LTCG exemption from penny stocks is not entitled to exemption U/S 10(38) of the Income Tax Act: ITAT Kolkata
- During the assessment proceedings, the Assessing Officer noted that the HUF had purchased 25,000 equity shares of the company on 15.03.2013 for a total of Rs. 14,97,708/-. In the assessment year under consideration, the HUF sold these shares for a total consideration of Rs. 62,23,703/-.
- The Assessing Officer observed discrepancies in the financial statements of the company, indicating that the increase in the share price was not commensurate with its business activities. Additionally, the company was listed as one of 84 penny stock companies on the Bombay Stock Exchange, linked to unscrupulous brokers, entry operators, and money launderers involved in providing bogus accommodation entries.

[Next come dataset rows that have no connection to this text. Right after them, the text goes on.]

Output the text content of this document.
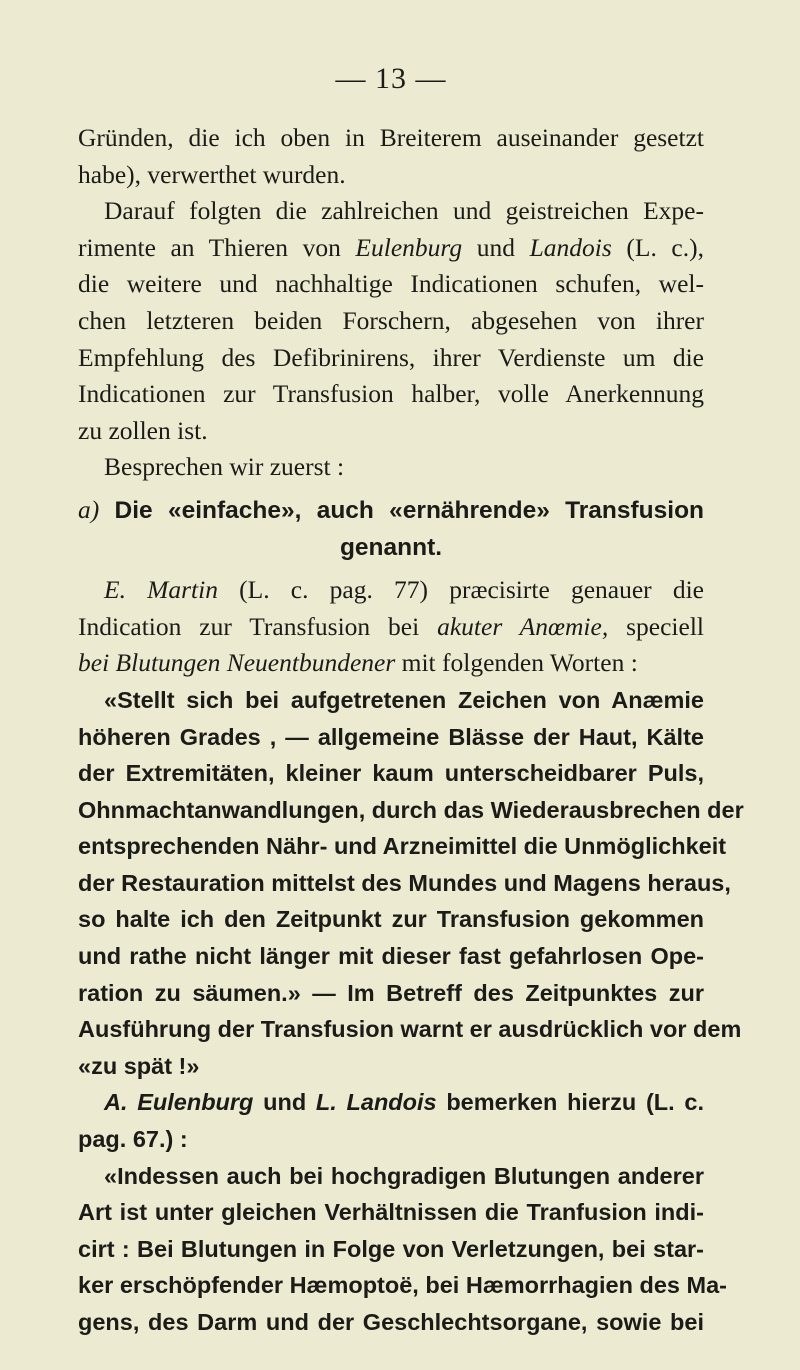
— 13 —
Gründen, die ich oben in Breiterem auseinander gesetzt
habe), verwerthet wurden.
Darauf folgten die zahlreichen und geistreichen Expe-
rimente an Thieren von Eulenburg und Landois (L. c.),
die weitere und nachhaltige Indicationen schufen, wel-
chen letzteren beiden Forschern, abgesehen von ihrer
Empfehlung des Defibrinirens, ihrer Verdienste um die
Indicationen zur Transfusion halber, volle Anerkennung
zu zollen ist.
Besprechen wir zuerst :
a) Die «einfache», auch «ernährende» Transfusion
genannt.
E. Martin (L. c. pag. 77) præcisirte genauer die
Indication zur Transfusion bei akuter Anœmie, speciell
bei Blutungen Neuentbundener mit folgenden Worten :
«Stellt sich bei aufgetretenen Zeichen von Anæmie
höheren Grades , — allgemeine Blässe der Haut, Kälte
der Extremitäten, kleiner kaum unterscheidbarer Puls,
Ohnmachtanwandlungen, durch das Wiederausbrechen der
entsprechenden Nähr- und Arzneimittel die Unmöglichkeit
der Restauration mittelst des Mundes und Magens heraus,
so halte ich den Zeitpunkt zur Transfusion gekommen
und rathe nicht länger mit dieser fast gefahrlosen Ope-
ration zu säumen.» — Im Betreff des Zeitpunktes zur
Ausführung der Transfusion warnt er ausdrücklich vor dem
«zu spät !»
A. Eulenburg und L. Landois bemerken hierzu (L. c.
pag. 67.) :
«Indessen auch bei hochgradigen Blutungen anderer
Art ist unter gleichen Verhältnissen die Tranfusion indi-
cirt : Bei Blutungen in Folge von Verletzungen, bei star-
ker erschöpfender Hæmoptoë, bei Hæmorrhagien des Ma-
gens, des Darm und der Geschlechtsorgane, sowie bei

- The Assessing Officer concluded that the HUF had dealt with a penny stock company, and therefore, the claimed LTCG was bogus and not eligible for exemption under section 10(38). The alleged sale consideration was treated as unexplained cash credit under section 68.
- The HUF’s appeal to the Commissioner of Income Tax (Appeals) did not yield a favorable outcome, leading them to file an appeal before the Tribunal.
ITAT Kolkata held as under:
- The issue concerned the genuineness of the claim for exempt income under section 10(38) regarding LTCG from the sale of equity shares of penny stock companies.
- The burden of proof was on the assessee to establish the genuineness of the transactions, and in the absence of such evidence, the authorities were justified in treating the income as unexplained cash credit.
- The LTCG claims were not valid, and the income should be treated as undisclosed income.